In fact, one school district in Illinois has banned talk of the issues in Ferguson even though research has shown that black students personalise racism even when it is not personally happening to them. This stands in contrast to encouragement by teachers and politicians to discuss other tragedies such as 9/11, which spawned whole curricula on the subject. Students and educators deserve the truth.
In the case of the Ferguson-Florissant school district and others like it, Harper says that: “Ferguson had structural problems that systematically disadvantage black families and youth long before a white police officer killed an unarmed black teenager.”
Rebalancing inequalities in schools
Even as educational scholarship explores issues of social justice, there is little movement by those who create education policy in ameliorating inequities for those who have not been well served in schools. There must first be racial and cultural sensitivity, relevance, and awareness of institutionalised racist practices in schools.
Second, teachers must be trained with a commitment to understanding and creating diversity, inclusive practice in schools, and a fostering of social relations across cultures. In addition, there must be continual dialogue and supportive, safe spaces in which youth and communities can process what happened.
The “wronged” parties – in this case black communities – should be involved in school curricula and policy. Although the concept of social justice remains a somewhat inchoate idea, the black community has a long history built around the constructs of advocacy, justice, and social change in schools and communities.
A history of abuse
Ferguson is only the newest failure of the larger society to substantially address these issues. Growing up in Birmingham, Alabama, I know something about the impact of race and racism that manifests as a right to protest, demonstrate and protect oneself from harm. I recall an eerily familiar scene of 1960s: water hoses, now juxtaposed against current images of bullets and tear gas.

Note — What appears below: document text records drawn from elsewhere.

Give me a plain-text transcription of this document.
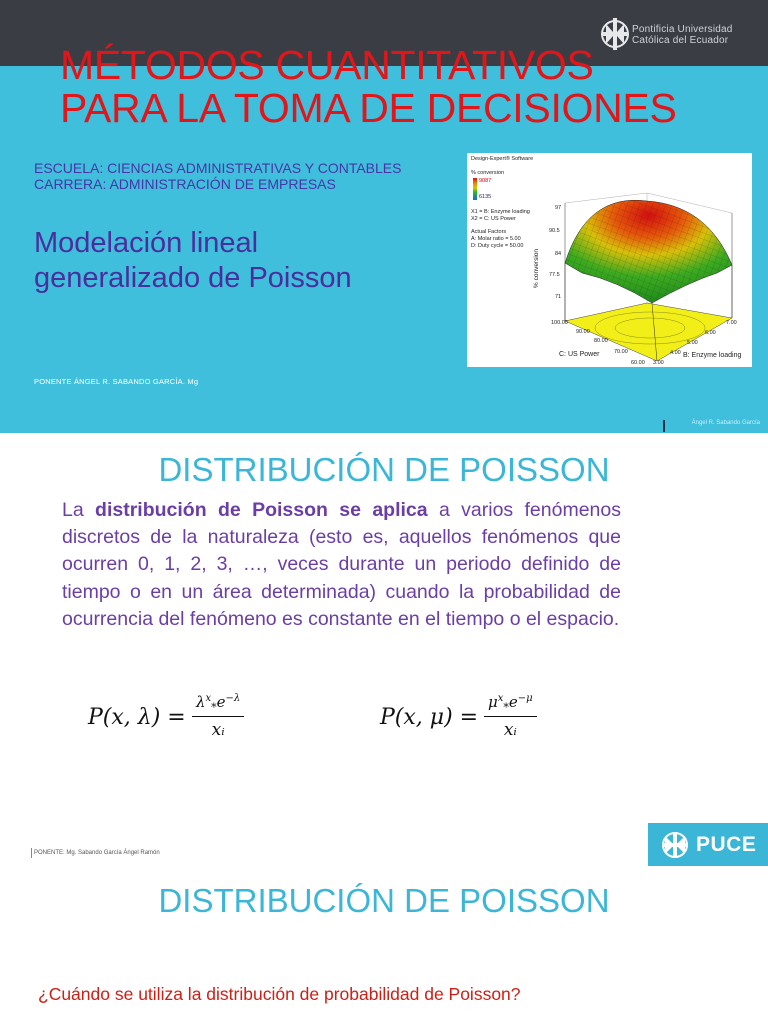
Pontificia Universidad
Católica del Ecuador
MÉTODOS CUANTITATIVOS
PARA LA TOMA DE DECISIONES
ESCUELA: CIENCIAS ADMINISTRATIVAS Y CONTABLES
CARRERA: ADMINISTRACIÓN DE EMPRESAS
Modelación lineal
generalizado de Poisson
Design-Expert® Software
% conversion
9087
6135
X1 = B: Enzyme loading
X2 = C: US Power
Actual Factors
A: Molar ratio = 5.00
D: Duty cycle = 50.00
97
90.5
84
77.5
71
% conversion
100.00
90.00
80.00
70.00
60.00
C: US Power
7.00
6.00
5.00
4.00
3.00
B: Enzyme loading
PONENTE ÁNGEL R. SABANDO GARCÍA. Mg
Ángel R. Sabando García
DISTRIBUCIÓN DE POISSON
La distribución de Poisson se aplica a varios fenómenos discretos de la naturaleza (esto es, aquellos fenómenos que ocurren 0, 1, 2, 3, …, veces durante un periodo definido de tiempo o en un área determinada) cuando la probabilidad de ocurrencia del fenómeno es constante en el tiempo o el espacio.
P(x, $\lambda) = \frac{\lambda^x_*e^{-\lambda}}{\text{xᵢ}}$	P(x, $\mu) = \frac{\mu^x_*e^{-\mu}}{\text{xᵢ}}$
PONENTE: Mg. Sabando García Ángel Ramón	PUCE
DISTRIBUCIÓN DE POISSON
¿Cuándo se utiliza la distribución de probabilidad de Poisson?
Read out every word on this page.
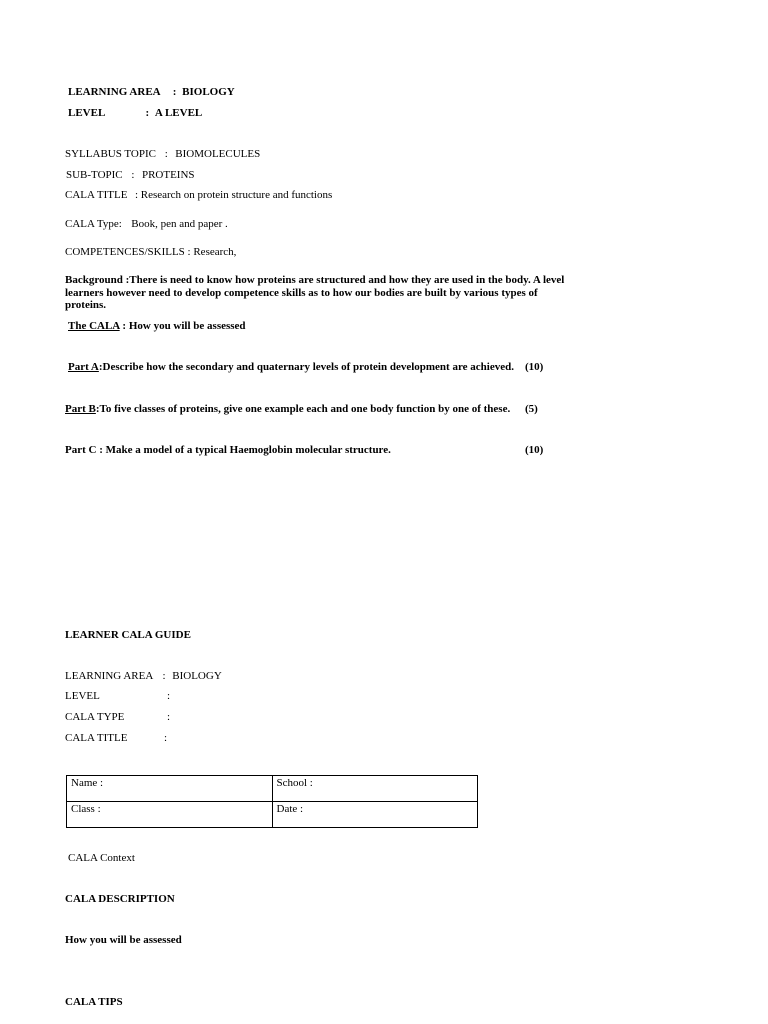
LEARNING AREA : BIOLOGY
LEVEL	: A LEVEL
SYLLABUS TOPIC :  BIOMOLECULES
SUB-TOPIC :  PROTEINS
CALA TITLE : Research on protein structure and functions
CALA Type: Book, pen and paper .
COMPETENCES/SKILLS : Research,
Background :There is need to know how proteins are structured and how they are used in the body. A level learners however need to develop competence skills as to how our bodies are built by various types of proteins.
The CALA : How you will be assessed
Part A:Describe how the secondary and quaternary levels of protein development are achieved. (10)
Part B:To five classes of proteins, give one example each and one body function by one of these. (5)
Part C : Make a model of a typical Haemoglobin molecular structure.	(10)
LEARNER CALA GUIDE
LEARNING AREA : BIOLOGY
LEVEL	:
CALA TYPE	:
CALA TITLE	:
Name :	School :
Class :	Date :
CALA Context
CALA DESCRIPTION
How you will be assessed
CALA TIPS
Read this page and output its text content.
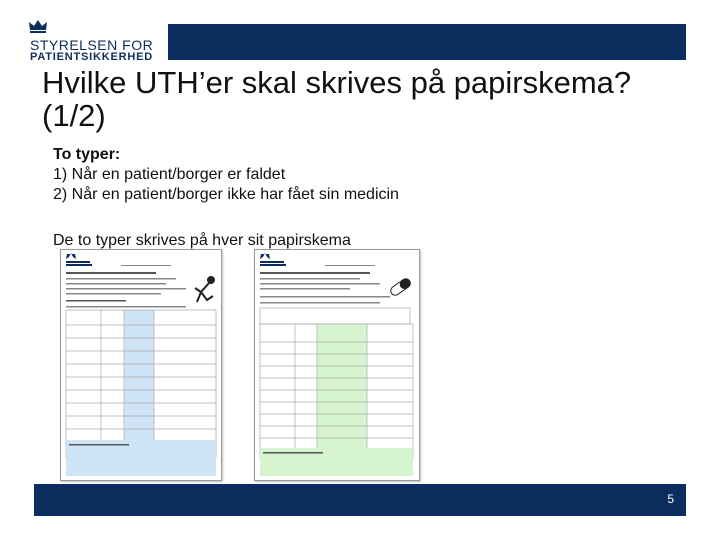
STYRELSEN FOR
PATIENTSIKKERHED
Hvilke UTH’er skal skrives på papirskema? (1/2)
To typer:
1) Når en patient/borger er faldet
2) Når en patient/borger ikke har fået sin medicin
De to typer skrives på hver sit papirskema
5
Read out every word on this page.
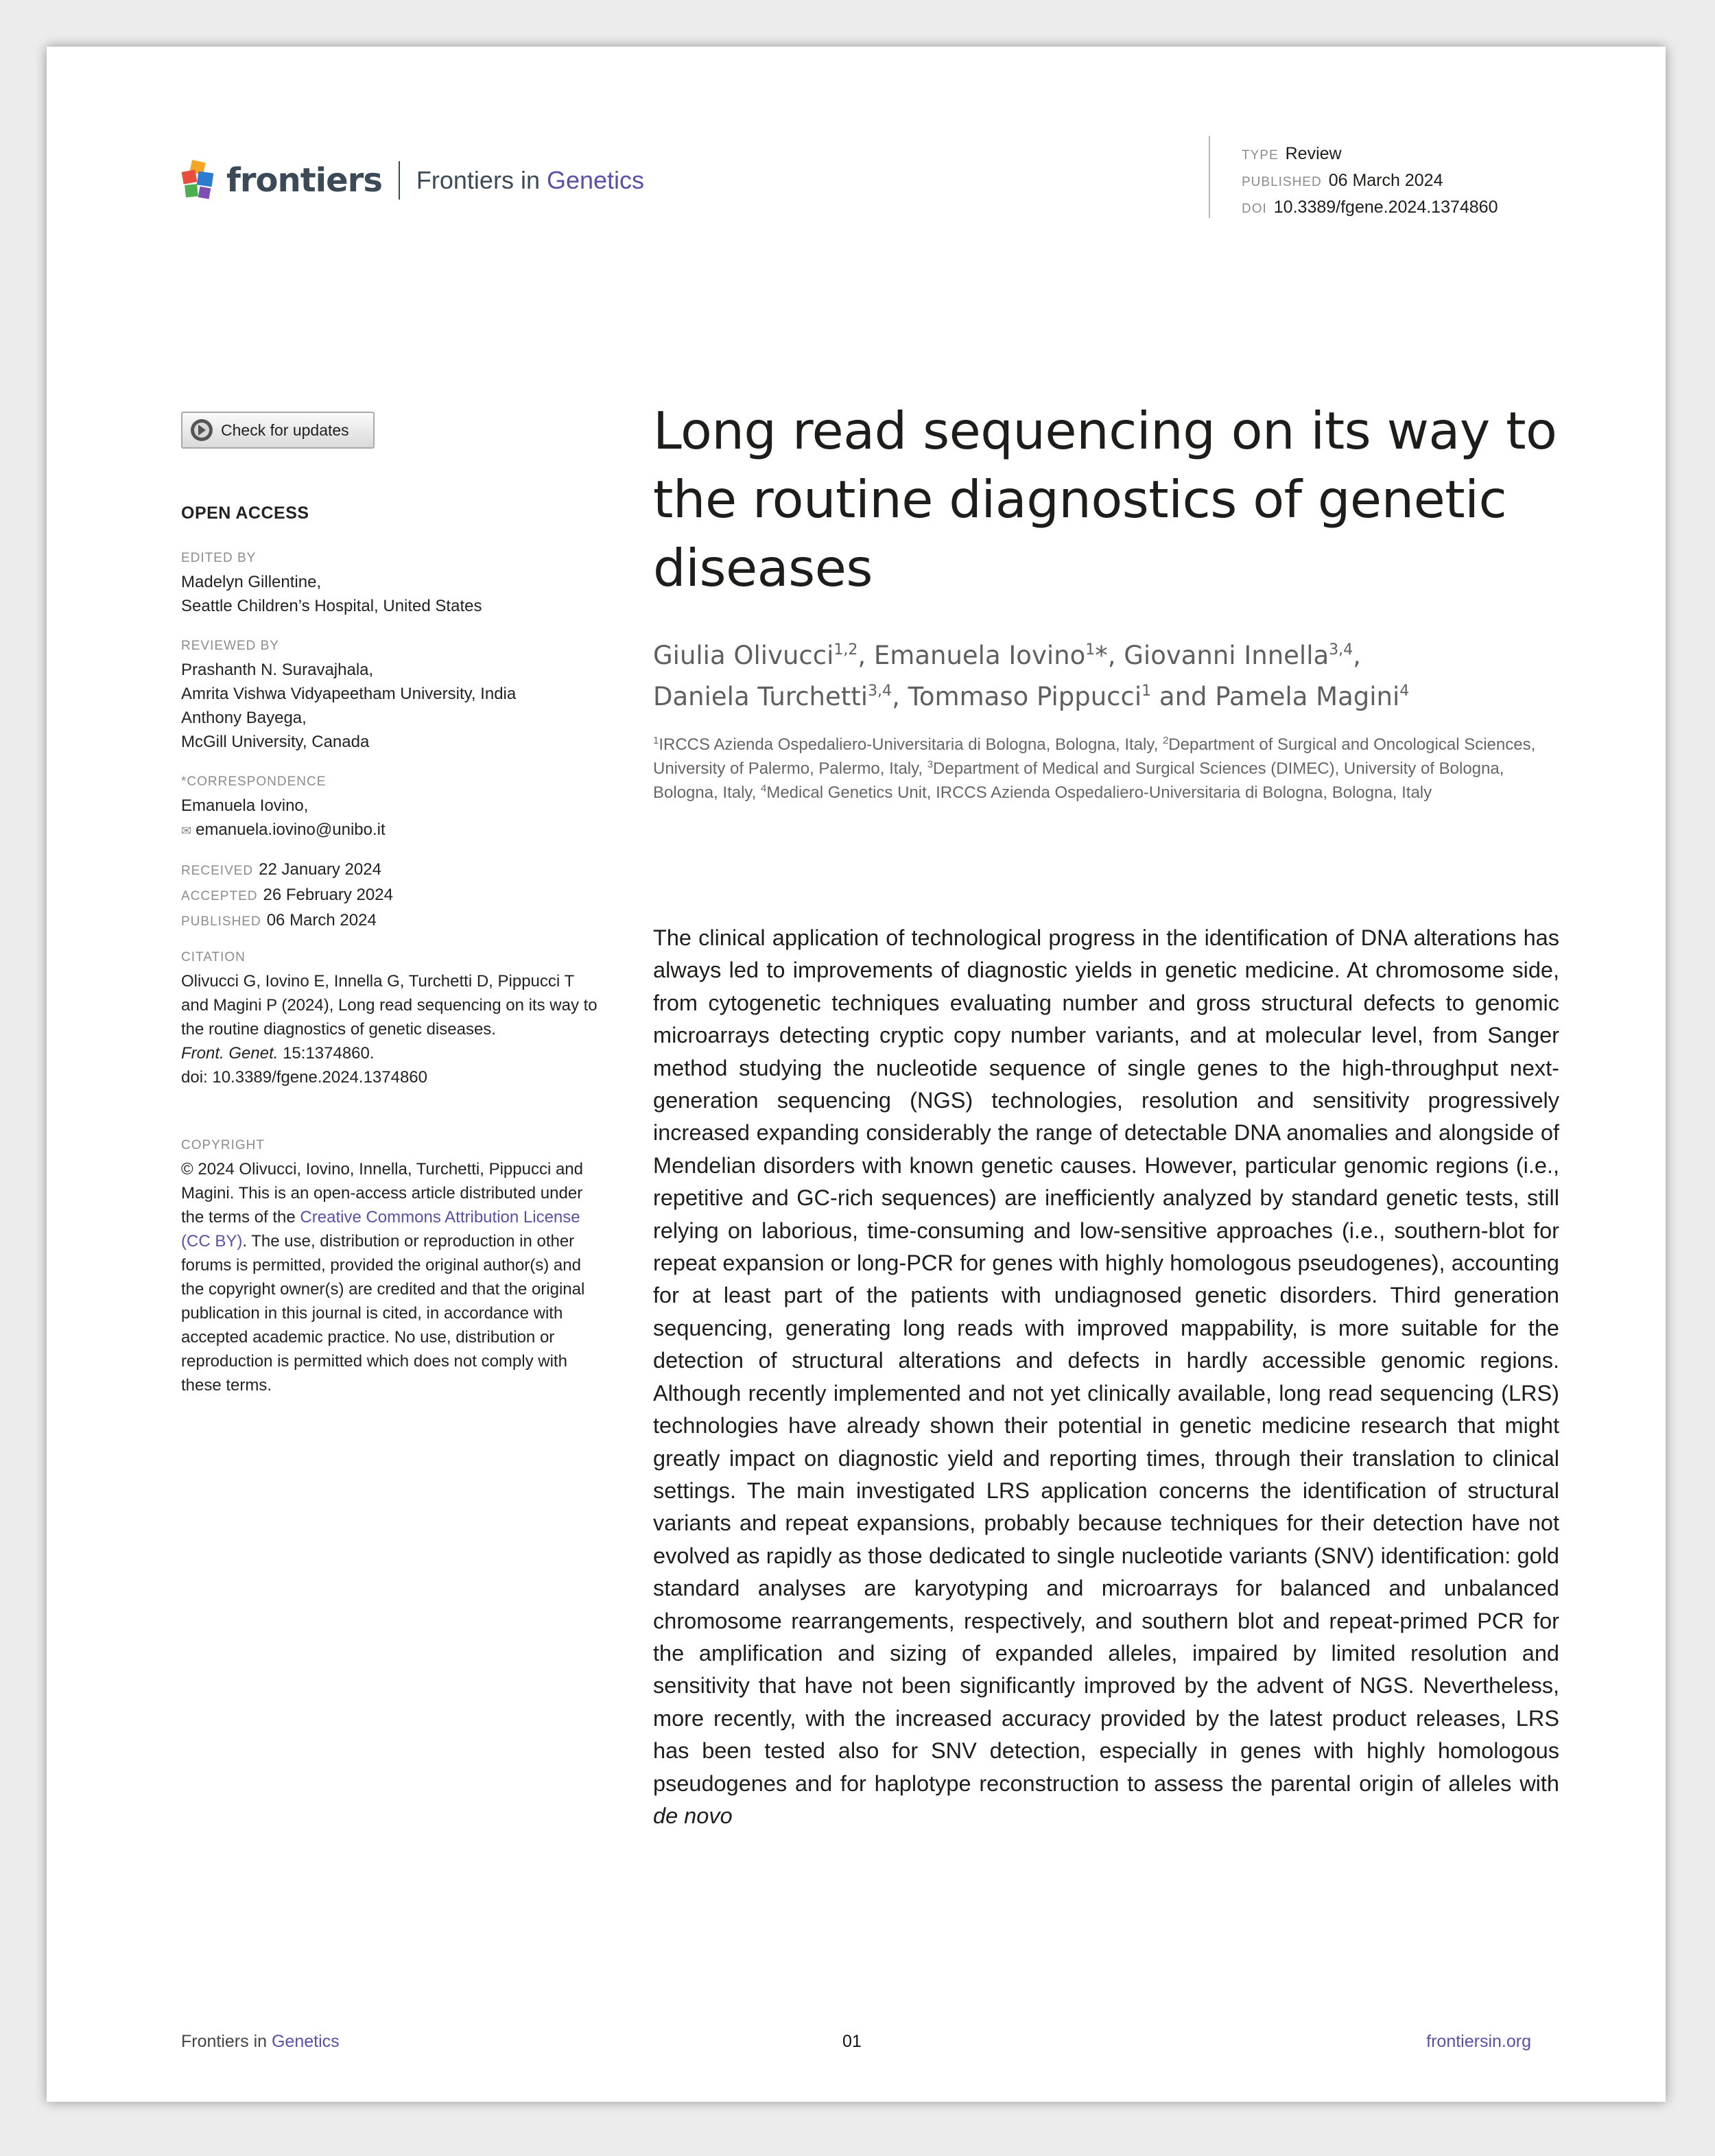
frontiers Frontiers in Genetics
TYPE Review
PUBLISHED 06 March 2024
DOI 10.3389/fgene.2024.1374860
Check for updates
OPEN ACCESS
EDITED BY
Madelyn Gillentine,
Seattle Children’s Hospital, United States
REVIEWED BY
Prashanth N. Suravajhala,
Amrita Vishwa Vidyapeetham University, India
Anthony Bayega,
McGill University, Canada
*CORRESPONDENCE
Emanuela Iovino,
✉ emanuela.iovino@unibo.it
RECEIVED 22 January 2024
ACCEPTED 26 February 2024
PUBLISHED 06 March 2024
CITATION
Olivucci G, Iovino E, Innella G, Turchetti D, Pippucci T and Magini P (2024), Long read sequencing on its way to the routine diagnostics of genetic diseases.
Front. Genet. 15:1374860.
doi: 10.3389/fgene.2024.1374860
COPYRIGHT
© 2024 Olivucci, Iovino, Innella, Turchetti, Pippucci and Magini. This is an open-access article distributed under the terms of the Creative Commons Attribution License (CC BY). The use, distribution or reproduction in other forums is permitted, provided the original author(s) and the copyright owner(s) are credited and that the original publication in this journal is cited, in accordance with accepted academic practice. No use, distribution or reproduction is permitted which does not comply with these terms.
Long read sequencing on its way to the routine diagnostics of genetic diseases
Giulia Olivucci$^{1,2}$, Emanuela Iovino$^1$*, Giovanni Innella$^{3,4}$,
Daniela Turchetti$^{3,4}$, Tommaso Pippucci$^1$ and Pamela Magini$^4$
$^1$IRCCS Azienda Ospedaliero-Universitaria di Bologna, Bologna, Italy, $^2$Department of Surgical and Oncological Sciences, University of Palermo, Palermo, Italy, $^3$Department of Medical and Surgical Sciences (DIMEC), University of Bologna, Bologna, Italy, $^4$Medical Genetics Unit, IRCCS Azienda Ospedaliero-Universitaria di Bologna, Bologna, Italy
The clinical application of technological progress in the identification of DNA alterations has always led to improvements of diagnostic yields in genetic medicine. At chromosome side, from cytogenetic techniques evaluating number and gross structural defects to genomic microarrays detecting cryptic copy number variants, and at molecular level, from Sanger method studying the nucleotide sequence of single genes to the high-throughput next-generation sequencing (NGS) technologies, resolution and sensitivity progressively increased expanding considerably the range of detectable DNA anomalies and alongside of Mendelian disorders with known genetic causes. However, particular genomic regions (i.e., repetitive and GC-rich sequences) are inefficiently analyzed by standard genetic tests, still relying on laborious, time-consuming and low-sensitive approaches (i.e., southern-blot for repeat expansion or long-PCR for genes with highly homologous pseudogenes), accounting for at least part of the patients with undiagnosed genetic disorders. Third generation sequencing, generating long reads with improved mappability, is more suitable for the detection of structural alterations and defects in hardly accessible genomic regions. Although recently implemented and not yet clinically available, long read sequencing (LRS) technologies have already shown their potential in genetic medicine research that might greatly impact on diagnostic yield and reporting times, through their translation to clinical settings. The main investigated LRS application concerns the identification of structural variants and repeat expansions, probably because techniques for their detection have not evolved as rapidly as those dedicated to single nucleotide variants (SNV) identification: gold standard analyses are karyotyping and microarrays for balanced and unbalanced chromosome rearrangements, respectively, and southern blot and repeat-primed PCR for the amplification and sizing of expanded alleles, impaired by limited resolution and sensitivity that have not been significantly improved by the advent of NGS. Nevertheless, more recently, with the increased accuracy provided by the latest product releases, LRS has been tested also for SNV detection, especially in genes with highly homologous pseudogenes and for haplotype reconstruction to assess the parental origin of alleles with de novo
Frontiers in Genetics	01	frontiersin.org
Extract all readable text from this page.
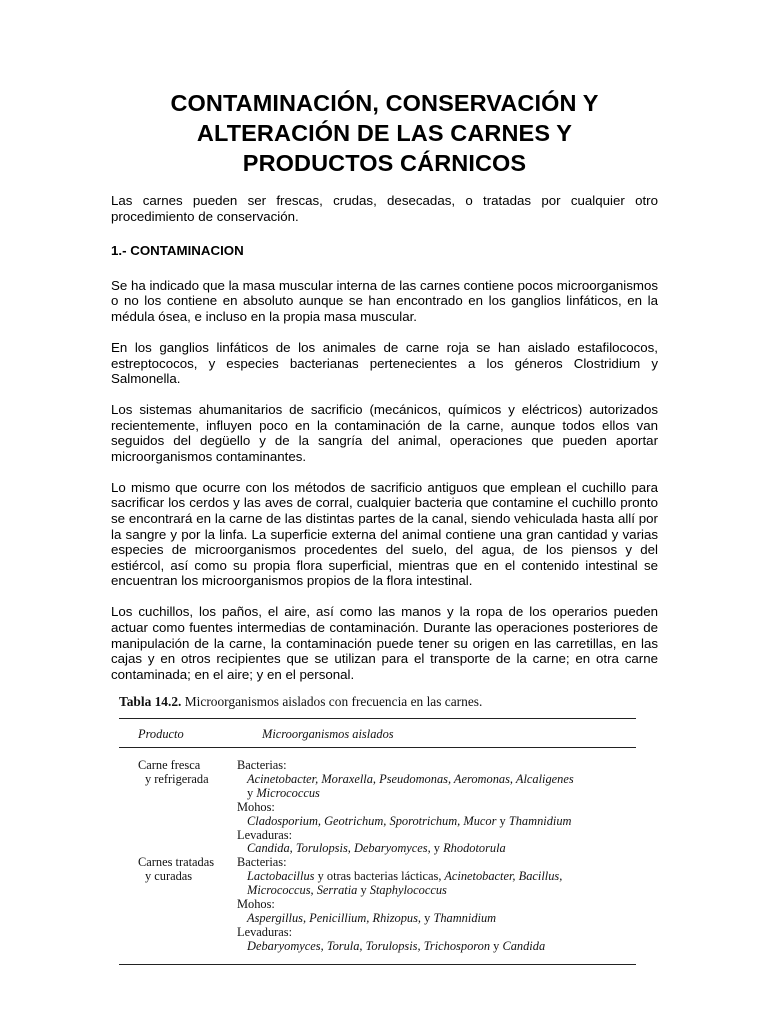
CONTAMINACIÓN, CONSERVACIÓN Y
ALTERACIÓN DE LAS CARNES Y
PRODUCTOS CÁRNICOS

Las carnes pueden ser frescas, crudas, desecadas, o tratadas por cualquier otro procedimiento de conservación.

1.- CONTAMINACION

Se ha indicado que la masa muscular interna de las carnes contiene pocos microorganismos o no los contiene en absoluto aunque se han encontrado en los ganglios linfáticos, en la médula ósea, e incluso en la propia masa muscular.

En los ganglios linfáticos de los animales de carne roja se han aislado estafilococos, estreptococos, y especies bacterianas pertenecientes a los géneros Clostridium y Salmonella.

Los sistemas ahumanitarios de sacrificio (mecánicos, químicos y eléctricos) autorizados recientemente, influyen poco en la contaminación de la carne, aunque todos ellos van seguidos del degüello y de la sangría del animal, operaciones que pueden aportar microorganismos contaminantes.

Lo mismo que ocurre con los métodos de sacrificio antiguos que emplean el cuchillo para sacrificar los cerdos y las aves de corral, cualquier bacteria que contamine el cuchillo pronto se encontrará en la carne de las distintas partes de la canal, siendo vehiculada hasta allí por la sangre y por la linfa. La superficie externa del animal contiene una gran cantidad y varias especies de microorganismos procedentes del suelo, del agua, de los piensos y del estiércol, así como su propia flora superficial, mientras que en el contenido intestinal se encuentran los microorganismos propios de la flora intestinal.

Los cuchillos, los paños, el aire, así como las manos y la ropa de los operarios pueden actuar como fuentes intermedias de contaminación. Durante las operaciones posteriores de manipulación de la carne, la contaminación puede tener su origen en las carretillas, en las cajas y en otros recipientes que se utilizan para el transporte de la carne; en otra carne contaminada; en el aire; y en el personal.

Tabla 14.2. Microorganismos aislados con frecuencia en las carnes.

Producto	Microorganismos aislados
Carne fresca
y refrigerada
Bacterias:
Acinetobacter, Moraxella, Pseudomonas, Aeromonas, Alcaligenes
y Micrococcus
Mohos:
Cladosporium, Geotrichum, Sporotrichum, Mucor y Thamnidium
Levaduras:
Candida, Torulopsis, Debaryomyces, y Rhodotorula
Carnes tratadas
y curadas
Bacterias:
Lactobacillus y otras bacterias lácticas, Acinetobacter, Bacillus,
Micrococcus, Serratia y Staphylococcus
Mohos:
Aspergillus, Penicillium, Rhizopus, y Thamnidium
Levaduras:
Debaryomyces, Torula, Torulopsis, Trichosporon y Candida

These were crimes against humanity in heavy-handed shows of militarised force against those who dare to be wounded, fatigued, angered, and have the audacity to shine a spotlight on violence.
Brown’s funeral on August 25 drew a crowd of more than 4,000 to not only say goodbye, but also to show solidarity amid cries and tears for justice and restoration. Similarly, thousands attended the funeral of 14-year-old Emmett Till, who was lynched in 1955 Mississippi. Brown’s tale also has overtones of another St Louis period of unrest in 1968 at the unjust killing of another black man, Dr Martin Luther King.
And in this latest experience of déjà vu, the results are the same: the stripping of worth and humanity, the devaluation of the black life, and the criminalisation of youth of colour.
More than anything, Brown’s death has dispelled the myth of a post-racial world and revealed just how real racism is. It seems that “democracy requires hard work that we seem less and less willing to do”, a point argued by Yale law professor Stephen Carter his book Civility. Some would rather dehumanise and shame the victim of colour through misrepresentations, half-truths and outright lies than get down to that hard work.